Right, that's the White House version, but it's not nearly so simple. We withdrew the inspectors, not Saddam and Bush had plenty of information that there were no chemical labs and no nuke program.

The evidence is that he planned the invasion before he became president and the evidence that he refused to listen to contrary advice is damning.

d.K. said...

What's so interesting in this whole exchange is the tone that Torch uses. He's (she?) not a troll, not rude, not out-in-space. He's simply drumk the Kool-aid. This is the view of the 28 percent of Americans who still support the president. I say this because, until recently in my adult life, I actually scoffed at conspiracy theorists and believed almost everything the government told me -- and if later proved wrong, I was sure that the government had acted in good faith when they said/did whatever proved false. So I think I get him. Everything he says is echoed by the White House talking points, so if you trust this White House, it's easy to see where this guy is coming from. He has a right to think the way he does, but quite honestly, it scares me.

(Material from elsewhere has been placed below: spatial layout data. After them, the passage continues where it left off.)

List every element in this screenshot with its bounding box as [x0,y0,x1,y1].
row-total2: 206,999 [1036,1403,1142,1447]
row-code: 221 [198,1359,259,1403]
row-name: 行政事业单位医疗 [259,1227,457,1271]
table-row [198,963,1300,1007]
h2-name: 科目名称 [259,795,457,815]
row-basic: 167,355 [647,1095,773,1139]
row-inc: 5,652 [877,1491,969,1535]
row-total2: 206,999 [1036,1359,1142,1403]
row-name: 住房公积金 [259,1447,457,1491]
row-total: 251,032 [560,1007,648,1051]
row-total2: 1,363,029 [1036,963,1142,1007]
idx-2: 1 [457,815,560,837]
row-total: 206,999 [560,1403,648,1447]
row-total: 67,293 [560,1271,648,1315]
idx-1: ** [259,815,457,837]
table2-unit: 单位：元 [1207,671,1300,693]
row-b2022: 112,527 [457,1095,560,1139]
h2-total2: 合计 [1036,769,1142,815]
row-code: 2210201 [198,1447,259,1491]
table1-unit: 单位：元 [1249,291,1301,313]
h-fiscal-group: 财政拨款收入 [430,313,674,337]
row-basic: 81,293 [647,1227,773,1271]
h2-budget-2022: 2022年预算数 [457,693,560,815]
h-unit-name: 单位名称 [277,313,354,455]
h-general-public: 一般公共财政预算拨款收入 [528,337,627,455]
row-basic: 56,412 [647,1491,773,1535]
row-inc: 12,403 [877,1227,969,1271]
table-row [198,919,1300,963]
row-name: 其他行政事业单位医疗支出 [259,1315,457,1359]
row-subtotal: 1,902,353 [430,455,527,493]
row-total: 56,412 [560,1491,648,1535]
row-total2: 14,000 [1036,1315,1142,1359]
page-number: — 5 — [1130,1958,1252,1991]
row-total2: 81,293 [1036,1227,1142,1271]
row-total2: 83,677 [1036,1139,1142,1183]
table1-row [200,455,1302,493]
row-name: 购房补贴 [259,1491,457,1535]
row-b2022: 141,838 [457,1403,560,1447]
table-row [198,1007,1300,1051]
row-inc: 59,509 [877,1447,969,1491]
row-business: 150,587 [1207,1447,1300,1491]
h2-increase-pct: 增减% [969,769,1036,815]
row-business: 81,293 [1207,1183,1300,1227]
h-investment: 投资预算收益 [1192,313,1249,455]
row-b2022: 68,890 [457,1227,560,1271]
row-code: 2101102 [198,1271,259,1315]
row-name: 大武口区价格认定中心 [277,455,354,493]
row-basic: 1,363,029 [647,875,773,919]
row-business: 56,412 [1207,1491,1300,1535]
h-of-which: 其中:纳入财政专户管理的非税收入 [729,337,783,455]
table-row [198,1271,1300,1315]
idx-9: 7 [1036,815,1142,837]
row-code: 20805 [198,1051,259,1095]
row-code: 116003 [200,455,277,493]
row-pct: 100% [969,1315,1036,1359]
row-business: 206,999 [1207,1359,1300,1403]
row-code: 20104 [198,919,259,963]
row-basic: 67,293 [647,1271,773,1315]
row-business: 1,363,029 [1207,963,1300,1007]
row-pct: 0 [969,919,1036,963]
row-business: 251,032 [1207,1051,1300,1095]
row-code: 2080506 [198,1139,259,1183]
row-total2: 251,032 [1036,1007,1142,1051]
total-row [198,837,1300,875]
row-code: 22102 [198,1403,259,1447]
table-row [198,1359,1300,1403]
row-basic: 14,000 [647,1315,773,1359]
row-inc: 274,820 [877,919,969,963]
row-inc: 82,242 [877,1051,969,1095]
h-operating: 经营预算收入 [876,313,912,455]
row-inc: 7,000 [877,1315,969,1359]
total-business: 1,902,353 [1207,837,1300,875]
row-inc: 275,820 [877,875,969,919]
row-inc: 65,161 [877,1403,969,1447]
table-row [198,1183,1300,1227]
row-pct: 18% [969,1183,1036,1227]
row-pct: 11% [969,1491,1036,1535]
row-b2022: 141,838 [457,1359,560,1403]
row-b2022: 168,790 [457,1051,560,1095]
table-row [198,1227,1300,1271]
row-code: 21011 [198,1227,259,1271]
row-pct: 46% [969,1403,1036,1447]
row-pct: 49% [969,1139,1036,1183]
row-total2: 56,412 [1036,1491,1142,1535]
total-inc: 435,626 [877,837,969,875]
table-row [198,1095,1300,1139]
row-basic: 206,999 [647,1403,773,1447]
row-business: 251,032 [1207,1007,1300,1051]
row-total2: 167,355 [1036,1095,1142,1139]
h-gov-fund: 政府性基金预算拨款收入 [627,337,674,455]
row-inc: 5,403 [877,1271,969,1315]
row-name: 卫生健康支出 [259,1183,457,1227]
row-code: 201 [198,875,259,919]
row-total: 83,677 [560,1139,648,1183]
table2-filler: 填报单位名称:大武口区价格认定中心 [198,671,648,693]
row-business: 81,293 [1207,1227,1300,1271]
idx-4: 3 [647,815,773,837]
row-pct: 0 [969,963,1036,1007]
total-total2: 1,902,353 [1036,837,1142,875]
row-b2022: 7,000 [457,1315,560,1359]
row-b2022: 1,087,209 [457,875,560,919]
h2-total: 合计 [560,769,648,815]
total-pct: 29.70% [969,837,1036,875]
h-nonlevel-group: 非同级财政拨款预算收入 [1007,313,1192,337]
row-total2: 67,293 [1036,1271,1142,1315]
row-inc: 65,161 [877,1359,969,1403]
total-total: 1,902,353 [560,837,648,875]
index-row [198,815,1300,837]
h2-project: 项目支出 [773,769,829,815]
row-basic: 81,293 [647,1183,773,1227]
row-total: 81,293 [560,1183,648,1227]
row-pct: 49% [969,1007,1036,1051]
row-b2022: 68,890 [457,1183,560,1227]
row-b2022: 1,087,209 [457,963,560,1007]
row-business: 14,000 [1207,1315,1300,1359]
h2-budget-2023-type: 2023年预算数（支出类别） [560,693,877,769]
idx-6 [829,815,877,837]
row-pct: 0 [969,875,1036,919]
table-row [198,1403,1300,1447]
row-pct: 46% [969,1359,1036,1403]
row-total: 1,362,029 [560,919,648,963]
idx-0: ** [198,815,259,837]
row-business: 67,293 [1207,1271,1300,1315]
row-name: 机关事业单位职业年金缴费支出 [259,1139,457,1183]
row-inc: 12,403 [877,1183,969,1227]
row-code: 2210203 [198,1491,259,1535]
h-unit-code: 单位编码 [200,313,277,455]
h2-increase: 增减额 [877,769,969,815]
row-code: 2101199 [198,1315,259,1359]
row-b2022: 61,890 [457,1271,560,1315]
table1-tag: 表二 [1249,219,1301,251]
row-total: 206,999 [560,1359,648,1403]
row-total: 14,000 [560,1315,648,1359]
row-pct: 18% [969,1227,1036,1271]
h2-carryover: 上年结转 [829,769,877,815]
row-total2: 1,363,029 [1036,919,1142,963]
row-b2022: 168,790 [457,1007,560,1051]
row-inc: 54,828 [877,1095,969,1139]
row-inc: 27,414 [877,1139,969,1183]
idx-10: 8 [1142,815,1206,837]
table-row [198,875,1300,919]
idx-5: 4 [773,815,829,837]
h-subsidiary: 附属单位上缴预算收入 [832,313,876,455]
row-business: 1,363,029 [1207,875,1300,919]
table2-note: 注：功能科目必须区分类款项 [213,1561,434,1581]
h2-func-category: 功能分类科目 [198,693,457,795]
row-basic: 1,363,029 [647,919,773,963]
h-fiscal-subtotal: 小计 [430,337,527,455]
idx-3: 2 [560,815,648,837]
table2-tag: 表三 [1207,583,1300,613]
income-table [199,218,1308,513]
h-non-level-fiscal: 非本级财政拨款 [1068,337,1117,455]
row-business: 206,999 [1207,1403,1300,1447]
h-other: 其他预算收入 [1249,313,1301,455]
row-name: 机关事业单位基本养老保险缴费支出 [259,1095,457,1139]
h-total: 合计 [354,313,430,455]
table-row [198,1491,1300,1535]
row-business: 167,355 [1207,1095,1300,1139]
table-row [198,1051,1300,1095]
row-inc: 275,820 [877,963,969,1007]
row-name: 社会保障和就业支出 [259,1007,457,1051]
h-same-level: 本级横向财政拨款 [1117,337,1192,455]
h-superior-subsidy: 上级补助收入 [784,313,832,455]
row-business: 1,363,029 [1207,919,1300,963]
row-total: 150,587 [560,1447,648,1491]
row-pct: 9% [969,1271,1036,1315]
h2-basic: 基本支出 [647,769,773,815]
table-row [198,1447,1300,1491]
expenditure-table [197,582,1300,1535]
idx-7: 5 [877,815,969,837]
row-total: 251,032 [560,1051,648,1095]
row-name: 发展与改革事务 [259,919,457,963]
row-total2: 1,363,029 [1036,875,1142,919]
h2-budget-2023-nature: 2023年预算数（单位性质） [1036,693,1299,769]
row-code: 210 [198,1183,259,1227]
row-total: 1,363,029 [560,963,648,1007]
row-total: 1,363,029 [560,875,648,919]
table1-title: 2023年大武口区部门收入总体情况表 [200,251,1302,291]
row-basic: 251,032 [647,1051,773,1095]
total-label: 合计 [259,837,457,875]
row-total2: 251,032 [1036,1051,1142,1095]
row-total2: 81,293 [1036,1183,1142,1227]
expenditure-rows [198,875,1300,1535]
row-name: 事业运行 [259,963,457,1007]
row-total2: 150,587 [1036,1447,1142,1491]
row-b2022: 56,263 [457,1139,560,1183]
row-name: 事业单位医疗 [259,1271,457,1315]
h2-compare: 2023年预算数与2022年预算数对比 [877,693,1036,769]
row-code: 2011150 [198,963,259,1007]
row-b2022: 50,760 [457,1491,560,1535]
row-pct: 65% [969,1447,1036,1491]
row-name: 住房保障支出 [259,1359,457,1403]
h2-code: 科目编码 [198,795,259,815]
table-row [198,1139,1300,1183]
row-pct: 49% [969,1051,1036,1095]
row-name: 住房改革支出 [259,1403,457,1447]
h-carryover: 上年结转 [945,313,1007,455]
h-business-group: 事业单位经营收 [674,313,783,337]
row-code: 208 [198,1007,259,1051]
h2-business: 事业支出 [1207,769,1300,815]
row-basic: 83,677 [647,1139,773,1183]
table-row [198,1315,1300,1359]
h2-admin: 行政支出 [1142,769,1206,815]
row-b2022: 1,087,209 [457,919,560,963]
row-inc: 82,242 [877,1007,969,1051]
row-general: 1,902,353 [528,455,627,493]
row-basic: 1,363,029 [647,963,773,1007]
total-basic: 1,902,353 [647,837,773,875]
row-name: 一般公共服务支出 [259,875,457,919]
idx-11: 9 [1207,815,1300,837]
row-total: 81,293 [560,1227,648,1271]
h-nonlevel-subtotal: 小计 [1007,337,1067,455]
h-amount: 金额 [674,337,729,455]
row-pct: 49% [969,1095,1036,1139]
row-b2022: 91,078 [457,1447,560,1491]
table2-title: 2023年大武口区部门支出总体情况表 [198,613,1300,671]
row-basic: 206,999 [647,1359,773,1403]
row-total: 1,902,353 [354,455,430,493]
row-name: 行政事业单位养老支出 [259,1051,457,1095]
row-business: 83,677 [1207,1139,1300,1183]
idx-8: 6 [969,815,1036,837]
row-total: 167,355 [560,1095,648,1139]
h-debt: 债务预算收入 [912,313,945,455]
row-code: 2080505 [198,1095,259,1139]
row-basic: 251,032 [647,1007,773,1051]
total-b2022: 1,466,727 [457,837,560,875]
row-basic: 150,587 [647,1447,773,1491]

And I've conceded many times that I do myself a disservice by not watching Fox News or listening directly to Bush -- I just can't do it.

d nova said...

wait a sec! DOES he really have "a right to think the way he does"?

a right is something to which one has a just claim.

are u saying it's just for him to have such dumb thoughts?

i don't think i agree.

btw, the bush quote i posted 3 comments up is meant as one obvious lie that torch denies bush ever told. another is "no war plans on my desk," since we'd already begun strategic bombing that same month.